Bumgarner, the youngest starting pitcher in baseball last season (min. 150 IP), has made an impressive transition to the big leagues. Though none of them will likely reach the majors at as young of an age as Bumgarner, here are the three most intriguing young arms I saw this year during my week at Minor League Spring Training in Arizona:
Luke Jackson, RHP, TEX
Current Level: Low-A
Jackson warrants immediate long-term fantasy consideration. He’s off to a hot start and he has the stuff to back it up. That said, there could be some speed bumps along the way. I saw a low-to-mid-90s fastball that could touch the upper-90s when he pitched up in the zone. He also threw a low-80s curveball with good depth and late break. What’s more, Jackson showed feel for a late-diving low-80s changeup. Any 20-year-old who can get his fastball up to the high-90s and flash two other potentially solid offerings is an elite prospect.
Though Jackson didn’t display a great feel for pitching, with his stuff, he’ll be able to overpower hitters and learn to pitch along the way.
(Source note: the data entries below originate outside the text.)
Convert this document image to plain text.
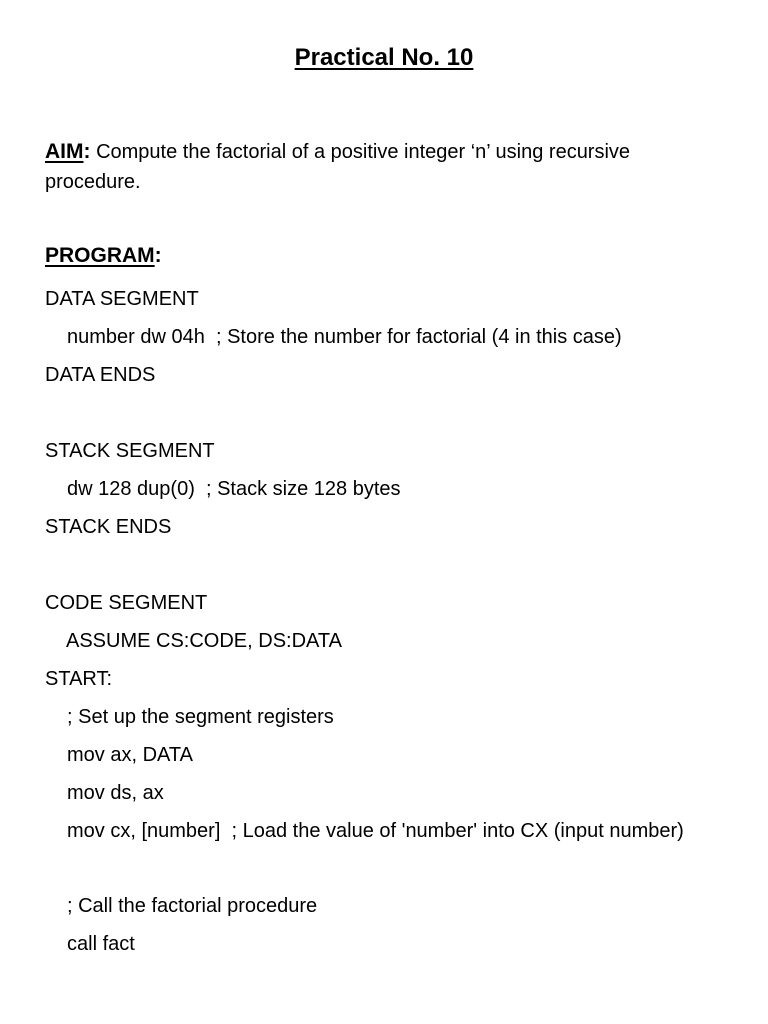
Practical No. 10
AIM: Compute the factorial of a positive integer ‘n’ using recursive procedure.
PROGRAM:
DATA SEGMENT
number dw 04h  ; Store the number for factorial (4 in this case)
DATA ENDS
STACK SEGMENT
dw 128 dup(0)  ; Stack size 128 bytes
STACK ENDS
CODE SEGMENT
ASSUME CS:CODE, DS:DATA
START:
; Set up the segment registers
mov ax, DATA
mov ds, ax
mov cx, [number]  ; Load the value of 'number' into CX (input number)
; Call the factorial procedure
call fact
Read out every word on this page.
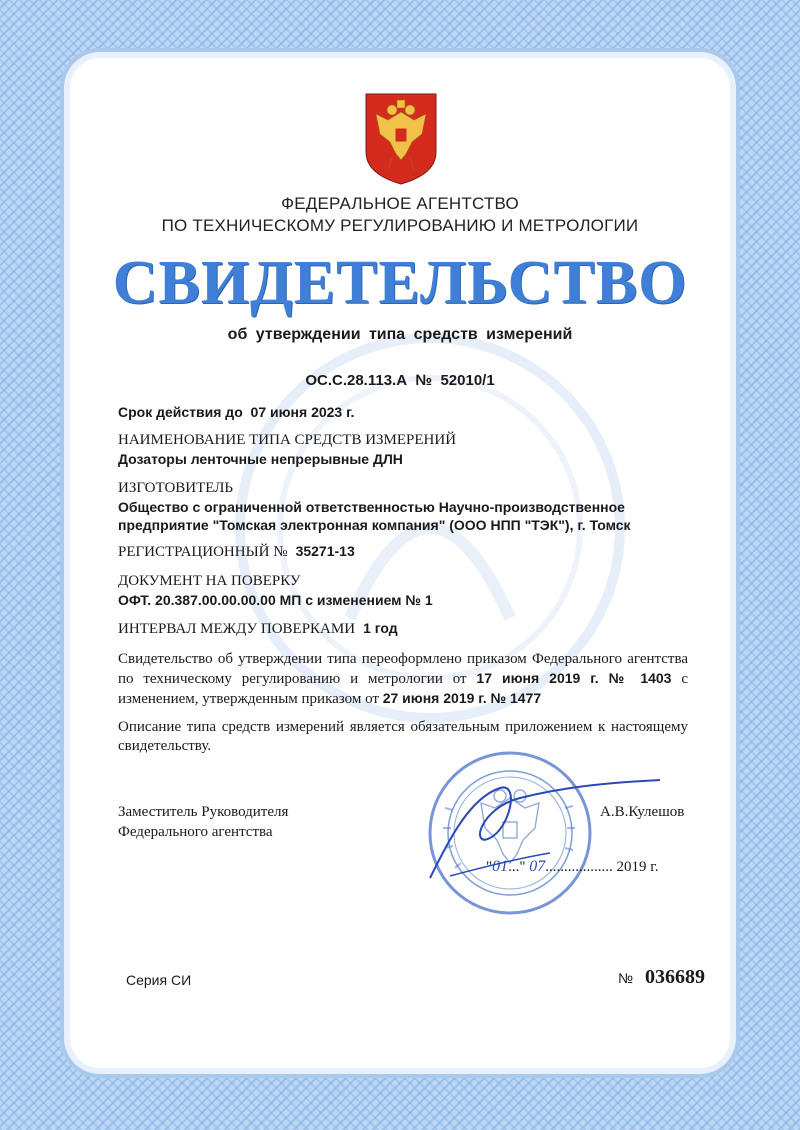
ФЕДЕРАЛЬНОЕ АГЕНТСТВО
ПО ТЕХНИЧЕСКОМУ РЕГУЛИРОВАНИЮ И МЕТРОЛОГИИ
СВИДЕТЕЛЬСТВО
об утверждении типа средств измерений
ОС.С.28.113.А № 52010/1
Срок действия до 07 июня 2023 г.
НАИМЕНОВАНИЕ ТИПА СРЕДСТВ ИЗМЕРЕНИЙ
Дозаторы ленточные непрерывные ДЛН
ИЗГОТОВИТЕЛЬ
Общество с ограниченной ответственностью Научно-производственное
предприятие "Томская электронная компания" (ООО НПП "ТЭК"), г. Томск
РЕГИСТРАЦИОННЫЙ № 35271-13
ДОКУМЕНТ НА ПОВЕРКУ
ОФТ. 20.387.00.00.00.00 МП с изменением № 1
ИНТЕРВАЛ МЕЖДУ ПОВЕРКАМИ 1 год
Свидетельство об утверждении типа переоформлено приказом Федерального агентства по техническому регулированию и метрологии от 17 июня 2019 г. № 1403 с изменением, утвержденным приказом от 27 июня 2019 г. № 1477
Описание типа средств измерений является обязательным приложением к настоящему свидетельству.
Заместитель Руководителя
Федерального агентства
А.В.Кулешов
"01..." 07.................. 2019 г.
Серия СИ	№ 036689
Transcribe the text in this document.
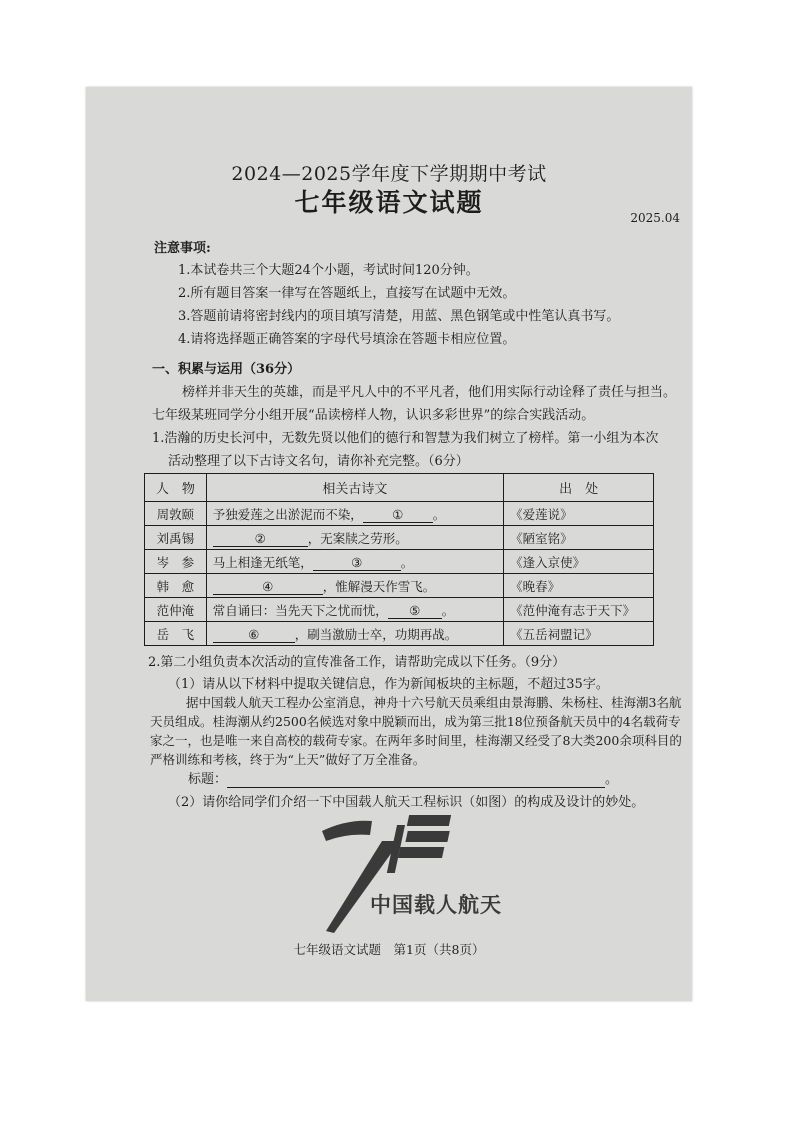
2024—2025学年度下学期期中考试
七年级语文试题
2025.04
注意事项:
1.本试卷共三个大题24个小题，考试时间120分钟。
2.所有题目答案一律写在答题纸上，直接写在试题中无效。
3.答题前请将密封线内的项目填写清楚，用蓝、黑色钢笔或中性笔认真书写。
4.请将选择题正确答案的字母代号填涂在答题卡相应位置。
一、积累与运用（36分）
榜样并非天生的英雄，而是平凡人中的不平凡者，他们用实际行动诠释了责任与担当。
七年级某班同学分小组开展“品读榜样人物，认识多彩世界”的综合实践活动。
1.浩瀚的历史长河中，无数先贤以他们的德行和智慧为我们树立了榜样。第一小组为本次
活动整理了以下古诗文名句，请你补充完整。（6分）
人　物	相关古诗文	出　处
周敦颐	予独爱莲之出淤泥而不染， ① 。	《爱莲说》
刘禹锡	② ，无案牍之劳形。	《陋室铭》
岑　参	马上相逢无纸笔， ③ 。	《逢入京使》
韩　愈	④ ，惟解漫天作雪飞。	《晚春》
范仲淹	常自诵曰：当先天下之忧而忧， ⑤ 。	《范仲淹有志于天下》
岳　飞	⑥ ，刷当激励士卒，功期再战。	《五岳祠盟记》
2.第二小组负责本次活动的宣传准备工作，请帮助完成以下任务。（9分）
（1）请从以下材料中提取关键信息，作为新闻板块的主标题，不超过35字。
据中国载人航天工程办公室消息，神舟十六号航天员乘组由景海鹏、朱杨柱、桂海潮3名航天员组成。桂海潮从约2500名候选对象中脱颖而出，成为第三批18位预备航天员中的4名载荷专家之一，也是唯一来自高校的载荷专家。在两年多时间里，桂海潮又经受了8大类200余项科目的严格训练和考核，终于为“上天”做好了万全准备。
标题：	。
（2）请你给同学们介绍一下中国载人航天工程标识（如图）的构成及设计的妙处。
中国载人航天
七年级语文试题　第1页（共8页）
The Rangers will likely exercise patience with him as he continues to figure out how to be more of a pitcher than thrower. If he puts everything together, he could someday surface as a top-of-the-rotation starter. Barring injury, I’ll be surprised if he doesn’t at least make his way into a MLB bullpen.
Radhames Quezada, RHP, CIN
Current Level: Low-A
Closer to 6-foot than his listed 6-foot-2, Quezada has a live arm. I saw his fastball sitting at 91-92 MPH with some arm side run. He touched 93 MPH with the pitch and showed an advanced ability to command it. He buried a late-breaking curveball well in the dirt. It didn’t have a lot of depth, but was a sharp pitch. He also showed feel for a mid-80s changeup. Athletic with good balance, Quezada repeated his delivery well.
He may not be a big-upside guy, but Quezada showed a deep enough arsenal to someday start in the big leagues. He’ll likely spend all of 2012 between Low-A and High-A. He did enough to firmly entrench himself on my list of potential breakout minor league follows this year.
David Perez, RHP, TEX
Current Level: Not assigned to a full-season team
Exciting for both his age and upside, Perez was more raw than I expected. In the brief bit of action I saw him display, he showed a high-80s fastball that touched the low-90s. He lacked movement and feel for the pitch, and hitters were all over it. I also saw a big, sweeping curveball that he didn’t command well. But it flashed plus. A long-limbed athlete, Perez didn’t have the smoothest mechanics and he pitched with a poor tempo. He looked to be going through the motions more than aggressively attacking hitters.
Overall, he didn’t seem to be focused or mentally prepared to face full-season-caliber hitters. While he’s certainly an arm to follow, I saw a pitcher who may take some time to figure things out, not someone who is primed to blaze through the minors.